GB & green Lab rose.jpg

We are quite right to aim at global leadership over climate change, but we will only get it if we earn it. And at present we’re not. We have been at great risk of covering up our failure to reach even modest targets by taking on ever more ambitious ones, while kicking them ever further into the future. At the EU Summit in Brussels on Saturday the heads of government did exactly that – ratcheting up the targets for 2020 while failing to deliver the lesser targets for 2010.

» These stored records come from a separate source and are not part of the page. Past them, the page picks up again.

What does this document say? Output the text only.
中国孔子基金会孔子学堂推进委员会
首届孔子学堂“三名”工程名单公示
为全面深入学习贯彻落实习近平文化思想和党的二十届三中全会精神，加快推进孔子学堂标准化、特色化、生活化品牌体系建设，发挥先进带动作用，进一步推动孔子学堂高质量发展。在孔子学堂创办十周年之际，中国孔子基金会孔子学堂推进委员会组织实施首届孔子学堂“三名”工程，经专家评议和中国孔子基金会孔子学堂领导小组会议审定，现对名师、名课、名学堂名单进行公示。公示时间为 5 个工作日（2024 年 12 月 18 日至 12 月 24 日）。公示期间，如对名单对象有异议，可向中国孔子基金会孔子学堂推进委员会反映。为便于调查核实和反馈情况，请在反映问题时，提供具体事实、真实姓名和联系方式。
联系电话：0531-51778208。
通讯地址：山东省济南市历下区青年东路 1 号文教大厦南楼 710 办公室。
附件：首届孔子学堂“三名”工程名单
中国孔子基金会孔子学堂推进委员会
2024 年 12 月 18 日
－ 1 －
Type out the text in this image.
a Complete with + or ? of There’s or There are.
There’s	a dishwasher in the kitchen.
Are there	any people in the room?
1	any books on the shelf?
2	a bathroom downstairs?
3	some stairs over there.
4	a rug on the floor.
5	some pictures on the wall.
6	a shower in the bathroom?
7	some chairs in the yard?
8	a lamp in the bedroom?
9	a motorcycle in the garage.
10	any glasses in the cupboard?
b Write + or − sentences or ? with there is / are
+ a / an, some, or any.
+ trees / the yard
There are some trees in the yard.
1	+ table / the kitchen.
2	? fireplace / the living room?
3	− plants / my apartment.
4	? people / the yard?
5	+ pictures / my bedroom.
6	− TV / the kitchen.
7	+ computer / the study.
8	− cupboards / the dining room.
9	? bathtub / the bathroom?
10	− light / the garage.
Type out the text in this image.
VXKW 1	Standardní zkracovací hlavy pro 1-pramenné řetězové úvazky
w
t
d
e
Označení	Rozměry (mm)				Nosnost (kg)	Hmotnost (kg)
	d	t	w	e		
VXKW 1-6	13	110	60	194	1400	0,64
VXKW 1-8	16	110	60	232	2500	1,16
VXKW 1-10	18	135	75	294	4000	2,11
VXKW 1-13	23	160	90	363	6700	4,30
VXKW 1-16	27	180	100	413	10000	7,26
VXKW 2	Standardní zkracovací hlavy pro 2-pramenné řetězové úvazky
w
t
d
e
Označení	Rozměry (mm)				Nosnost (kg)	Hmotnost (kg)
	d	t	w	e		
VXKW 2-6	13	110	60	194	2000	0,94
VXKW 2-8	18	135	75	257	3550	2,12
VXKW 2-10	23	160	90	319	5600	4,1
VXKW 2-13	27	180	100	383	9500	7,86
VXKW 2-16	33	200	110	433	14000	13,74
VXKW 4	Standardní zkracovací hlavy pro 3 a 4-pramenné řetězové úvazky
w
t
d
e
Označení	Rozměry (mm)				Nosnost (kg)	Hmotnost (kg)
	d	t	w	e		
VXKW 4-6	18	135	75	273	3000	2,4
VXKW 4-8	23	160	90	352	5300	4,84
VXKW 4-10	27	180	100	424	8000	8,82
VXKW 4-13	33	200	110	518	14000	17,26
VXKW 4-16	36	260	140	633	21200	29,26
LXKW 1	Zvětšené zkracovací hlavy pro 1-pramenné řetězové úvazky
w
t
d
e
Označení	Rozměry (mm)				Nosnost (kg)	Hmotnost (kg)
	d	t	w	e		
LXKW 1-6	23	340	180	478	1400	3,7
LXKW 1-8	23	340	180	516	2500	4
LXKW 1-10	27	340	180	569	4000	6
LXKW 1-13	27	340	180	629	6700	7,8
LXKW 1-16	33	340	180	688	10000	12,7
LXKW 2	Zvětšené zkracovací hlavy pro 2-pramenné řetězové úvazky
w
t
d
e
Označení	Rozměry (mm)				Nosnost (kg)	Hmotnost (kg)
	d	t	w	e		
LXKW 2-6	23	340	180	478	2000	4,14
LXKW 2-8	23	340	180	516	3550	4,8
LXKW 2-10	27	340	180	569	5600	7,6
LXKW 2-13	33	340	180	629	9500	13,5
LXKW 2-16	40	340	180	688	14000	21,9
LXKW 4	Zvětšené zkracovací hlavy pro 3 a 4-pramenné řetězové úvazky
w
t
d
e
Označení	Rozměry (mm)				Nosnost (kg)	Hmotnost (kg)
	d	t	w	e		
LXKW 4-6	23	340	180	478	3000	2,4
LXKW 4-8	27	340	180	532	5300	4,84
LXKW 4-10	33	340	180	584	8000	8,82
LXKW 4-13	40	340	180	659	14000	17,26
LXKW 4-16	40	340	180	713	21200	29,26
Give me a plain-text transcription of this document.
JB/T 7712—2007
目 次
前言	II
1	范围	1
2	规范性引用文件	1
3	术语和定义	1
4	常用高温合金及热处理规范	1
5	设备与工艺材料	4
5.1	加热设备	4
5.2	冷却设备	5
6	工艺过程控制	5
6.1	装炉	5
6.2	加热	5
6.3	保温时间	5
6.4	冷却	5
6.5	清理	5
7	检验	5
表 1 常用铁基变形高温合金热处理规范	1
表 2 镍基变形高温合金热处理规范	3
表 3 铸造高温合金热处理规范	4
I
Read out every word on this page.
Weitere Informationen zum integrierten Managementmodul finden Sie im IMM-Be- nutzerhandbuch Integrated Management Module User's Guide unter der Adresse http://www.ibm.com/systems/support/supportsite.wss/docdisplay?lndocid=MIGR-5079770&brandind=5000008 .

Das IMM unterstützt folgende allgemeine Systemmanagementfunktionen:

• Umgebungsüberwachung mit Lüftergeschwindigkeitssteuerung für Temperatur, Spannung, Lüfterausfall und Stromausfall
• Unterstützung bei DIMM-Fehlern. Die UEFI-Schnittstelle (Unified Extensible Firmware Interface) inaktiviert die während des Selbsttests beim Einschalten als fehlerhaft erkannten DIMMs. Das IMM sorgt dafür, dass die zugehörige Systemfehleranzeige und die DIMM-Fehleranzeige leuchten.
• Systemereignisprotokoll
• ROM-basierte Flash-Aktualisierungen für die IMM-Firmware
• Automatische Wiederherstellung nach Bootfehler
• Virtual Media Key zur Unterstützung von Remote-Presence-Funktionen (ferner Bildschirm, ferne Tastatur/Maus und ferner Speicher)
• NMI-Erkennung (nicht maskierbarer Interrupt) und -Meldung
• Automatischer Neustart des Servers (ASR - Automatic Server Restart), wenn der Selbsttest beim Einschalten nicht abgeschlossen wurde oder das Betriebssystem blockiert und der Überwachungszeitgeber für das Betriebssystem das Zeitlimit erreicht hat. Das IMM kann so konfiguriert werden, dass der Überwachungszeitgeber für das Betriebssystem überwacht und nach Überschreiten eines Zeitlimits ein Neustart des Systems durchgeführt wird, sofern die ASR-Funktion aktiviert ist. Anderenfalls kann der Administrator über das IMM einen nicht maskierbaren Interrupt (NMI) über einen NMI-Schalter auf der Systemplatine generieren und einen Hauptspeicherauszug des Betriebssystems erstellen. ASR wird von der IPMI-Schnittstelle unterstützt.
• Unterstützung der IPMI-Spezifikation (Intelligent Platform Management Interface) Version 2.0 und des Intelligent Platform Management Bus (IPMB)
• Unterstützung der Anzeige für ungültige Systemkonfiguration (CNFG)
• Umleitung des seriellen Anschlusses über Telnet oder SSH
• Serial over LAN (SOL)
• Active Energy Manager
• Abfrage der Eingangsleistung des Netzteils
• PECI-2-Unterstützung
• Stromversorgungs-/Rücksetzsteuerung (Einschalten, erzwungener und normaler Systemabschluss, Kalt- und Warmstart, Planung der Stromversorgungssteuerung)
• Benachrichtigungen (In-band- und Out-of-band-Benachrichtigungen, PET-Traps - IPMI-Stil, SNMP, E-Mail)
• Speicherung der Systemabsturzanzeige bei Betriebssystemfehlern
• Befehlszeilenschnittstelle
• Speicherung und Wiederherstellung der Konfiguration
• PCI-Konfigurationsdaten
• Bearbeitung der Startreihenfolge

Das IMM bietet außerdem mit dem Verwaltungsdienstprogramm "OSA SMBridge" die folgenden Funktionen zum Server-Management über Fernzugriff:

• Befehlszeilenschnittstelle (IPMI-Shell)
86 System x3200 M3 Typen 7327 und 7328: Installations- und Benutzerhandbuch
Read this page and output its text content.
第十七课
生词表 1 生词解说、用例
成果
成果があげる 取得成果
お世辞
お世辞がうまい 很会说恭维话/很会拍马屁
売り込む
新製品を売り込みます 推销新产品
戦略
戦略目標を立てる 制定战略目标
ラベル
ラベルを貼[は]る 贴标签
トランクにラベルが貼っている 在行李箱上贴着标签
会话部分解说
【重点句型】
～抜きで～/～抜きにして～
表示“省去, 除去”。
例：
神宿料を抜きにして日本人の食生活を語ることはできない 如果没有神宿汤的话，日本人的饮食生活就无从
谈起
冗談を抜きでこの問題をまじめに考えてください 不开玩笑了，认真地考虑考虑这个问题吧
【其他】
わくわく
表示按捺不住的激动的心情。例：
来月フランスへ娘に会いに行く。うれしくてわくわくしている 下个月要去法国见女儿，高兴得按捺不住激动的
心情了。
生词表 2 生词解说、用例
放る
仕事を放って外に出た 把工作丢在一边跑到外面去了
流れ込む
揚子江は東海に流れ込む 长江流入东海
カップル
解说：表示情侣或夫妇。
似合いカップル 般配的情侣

The EU is way off track to meet its 8% cut in CO2 emissions by 2010. In the UK emissions have risen in 6 of the last 7 years, when they should have fallen by 12%. Air travel and car emissions continue to rise sharply. The UK target for electricity generation from renewables was 10% by 2010. We are currently at 4% and will be lucky to reach 6%, when the average for the original EU 15 is nearly 20%. Higher targets are fine, but without serious enforcement the plaudits are vacuous.

The test for the Climate Change Bill on Tuesday is clear. Does it have an explicit strategy to deliver 60% cuts by 2050, as the scientists require? What exactly are the mechanisms proposed to deliver this? Are they all enforceable? Will the Government set binding annual targets to achieve the cuts required, monitor progress and publish the results and bring in whatever changes or new mechanisms are necessary to keep Britain on track? Anything less is a cosmetic palliative in the war on Climate Change.